Sunday, January 11, 2009

Girly Man

During our recent storm here, I found myself a little anxious. This is a regular occurrence that I experience (and have heard from other single moms) when things are out of the norm...meaning power outages, snowdrifts, freezing temps, floods, (probably) locusts, etc., put us a little on edge. I find myself hypervigilant during these times, feeling like I especially need to protect my daughter from the elements, make sure I keep the household going inside and out, have emergency supplies, etc.
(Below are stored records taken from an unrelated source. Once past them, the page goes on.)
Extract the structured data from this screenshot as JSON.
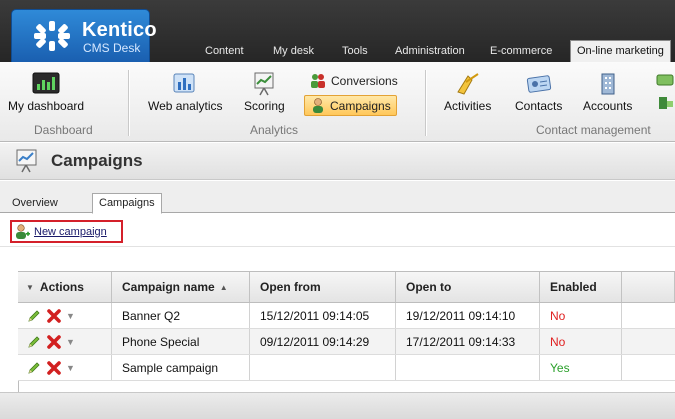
{
  "logo": {
    "title": "Kentico",
    "subtitle": "CMS Desk"
  },
  "top_tabs": [
    {
      "label": "Content"
    },
    {
      "label": "My desk"
    },
    {
      "label": "Tools"
    },
    {
      "label": "Administration"
    },
    {
      "label": "E-commerce"
    },
    {
      "label": "On-line marketing"
    }
  ],
  "ribbon": {
    "dashboard": {
      "label": "My dashboard",
      "group": "Dashboard"
    },
    "analytics": {
      "group": "Analytics",
      "web_analytics": "Web analytics",
      "scoring": "Scoring",
      "conversions": "Conversions",
      "campaigns": "Campaigns"
    },
    "contact_management": {
      "group": "Contact management",
      "activities": "Activities",
      "contacts": "Contacts",
      "accounts": "Accounts"
    }
  },
  "page": {
    "title": "Campaigns"
  },
  "sub_tabs": [
    {
      "label": "Overview"
    },
    {
      "label": "Campaigns"
    }
  ],
  "actions": {
    "new_campaign": "New campaign"
  },
  "grid": {
    "columns": {
      "actions": "Actions",
      "name": "Campaign name",
      "open_from": "Open from",
      "open_to": "Open to",
      "enabled": "Enabled"
    },
    "rows": [
      {
        "name": "Banner Q2",
        "open_from": "15/12/2011 09:14:05",
        "open_to": "19/12/2011 09:14:10",
        "enabled": "No"
      },
      {
        "name": "Phone Special",
        "open_from": "09/12/2011 09:14:29",
        "open_to": "17/12/2011 09:14:33",
        "enabled": "No"
      },
      {
        "name": "Sample campaign",
        "open_from": "",
        "open_to": "",
        "enabled": "Yes"
      }
    ]
  },
  "colors": {
    "header_dark": "#2d2d2d",
    "logo_blue": "#1f6fc4",
    "active_highlight": "#ffc75a",
    "no_red": "#e02020",
    "yes_green": "#2aa02a",
    "callout_red": "#d4202a"
  }
}
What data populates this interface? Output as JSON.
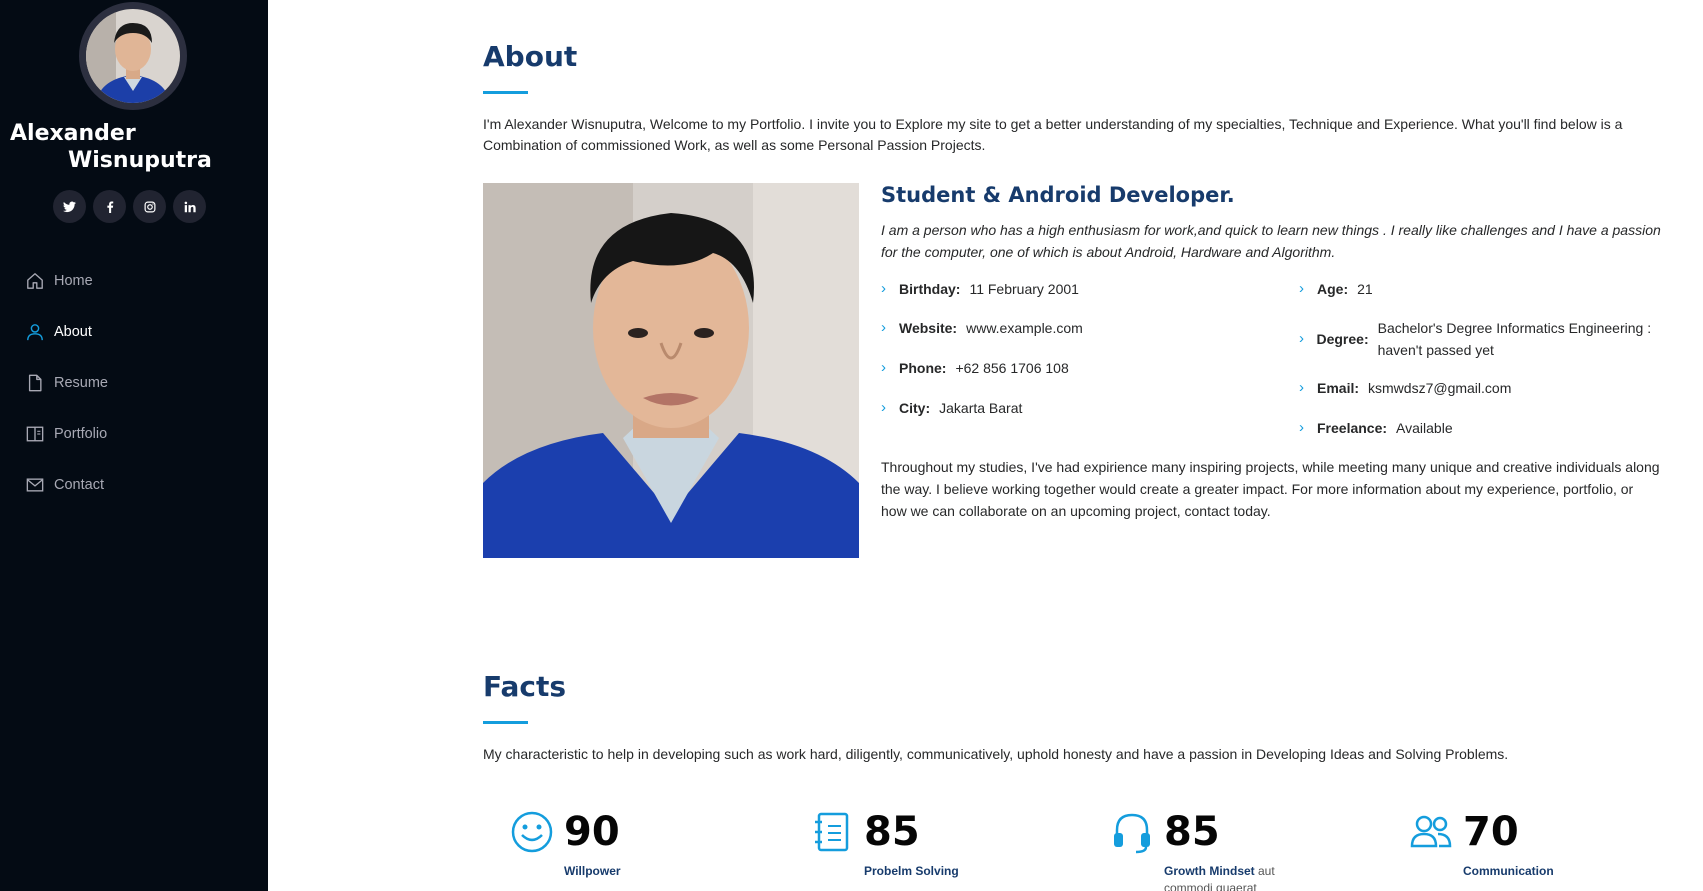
{
  "profile": {
    "first_name": "Alexander",
    "last_name": "Wisnuputra"
  },
  "social": [
    {
      "icon": "twitter-icon"
    },
    {
      "icon": "facebook-icon"
    },
    {
      "icon": "instagram-icon"
    },
    {
      "icon": "linkedin-icon"
    }
  ],
  "nav": [
    {
      "label": "Home",
      "icon": "home-icon",
      "active": false
    },
    {
      "label": "About",
      "icon": "person-icon",
      "active": true
    },
    {
      "label": "Resume",
      "icon": "file-icon",
      "active": false
    },
    {
      "label": "Portfolio",
      "icon": "book-icon",
      "active": false
    },
    {
      "label": "Contact",
      "icon": "envelope-icon",
      "active": false
    }
  ],
  "about": {
    "title": "About",
    "intro": "I'm Alexander Wisnuputra, Welcome to my Portfolio. I invite you to Explore my site to get a better understanding of my specialties, Technique and Experience. What you'll find below is a Combination of commissioned Work, as well as some Personal Passion Projects.",
    "role": "Student & Android Developer.",
    "tagline": "I am a person who has a high enthusiasm for work,and quick to learn new things . I really like challenges and I have a passion for the computer, one of which is about Android, Hardware and Algorithm.",
    "left_info": [
      {
        "label": "Birthday:",
        "value": "11 February 2001"
      },
      {
        "label": "Website:",
        "value": "www.example.com"
      },
      {
        "label": "Phone:",
        "value": "+62 856 1706 108"
      },
      {
        "label": "City:",
        "value": "Jakarta Barat"
      }
    ],
    "right_info": [
      {
        "label": "Age:",
        "value": "21"
      },
      {
        "label": "Degree:",
        "value": "Bachelor's Degree Informatics Engineering : haven't passed yet"
      },
      {
        "label": "Email:",
        "value": "ksmwdsz7@gmail.com"
      },
      {
        "label": "Freelance:",
        "value": "Available"
      }
    ],
    "closing": "Throughout my studies, I've had expirience many inspiring projects, while meeting many unique and creative individuals along the way. I believe working together would create a greater impact. For more information about my experience, portfolio, or how we can collaborate on an upcoming project, contact today."
  },
  "facts": {
    "title": "Facts",
    "intro": "My characteristic to help in developing such as work hard, diligently, communicatively, uphold honesty and have a passion in Developing Ideas and Solving Problems.",
    "items": [
      {
        "icon": "smiley-icon",
        "number": "90",
        "label": "Willpower",
        "rest": ""
      },
      {
        "icon": "journal-icon",
        "number": "85",
        "label": "Probelm Solving",
        "rest": ""
      },
      {
        "icon": "headset-icon",
        "number": "85",
        "label": "Growth Mindset",
        "rest": " aut commodi quaerat"
      },
      {
        "icon": "people-icon",
        "number": "70",
        "label": "Communication",
        "rest": ""
      }
    ]
  },
  "colors": {
    "sidebar_bg": "#040b14",
    "accent": "#149ddd",
    "heading": "#173b6c"
  }
}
It's just little old me against a whole bunch of bad possibilities.

Some people watch the snow fall, lazily nursing a hot toddy or peppermint chocolate: I spend my time looking furtively with an eye tic, thinking of the million ways we could die.

So during our severe weatherage, I had a pipe burst outside and, in the subsequent Three Stooges-esque scramble to get the water main turned off, among other concerns, I came to the conclusion that I make a lousy guy. I didn't know what I was doing and I was overwhelmed and, frankly, all the guys I know would not have started bawling in frustration as I did after one thing tripped another and another and another.

This is the kind of stuff that makes me feel especially alone, even though my ex was the kind of guy who would have just said, "Call a plumber." There is something to be said for having another adult in the area to which you could comment, "Doesn't this just suck?" And he'd say, "It sure does suck." And you both could eyeball the damage together and agree on the suckitude of the situation.

So...Cathy wrote about our looking to get that safety net established and firmly entrenched for ED. I am piggybacking on her blog entry here simply because my plumbing story is so incredibly common. And it's not just plumbing we're interested in--We're looking to share knowledge across the board. I'm a firm believer that we all have something valuable to's just a matter of organization. It's the old adage of teaching a man to fish--do we solve an immediate crisis, or do we also instruct on how to prevent or fix something for the long-term? My vote is for both. There is a lot to be said for instructing and encouraging single moms on a number of fronts, from changing a tire to bleeding a pipe, from stopping a leak to starting a class. While we all may remain girly men, in the nicest sense of the term, we also become stronger women and moms who get that graceful balance of asking for help and showing our kids what we're made of.

What knowledge do you have to share?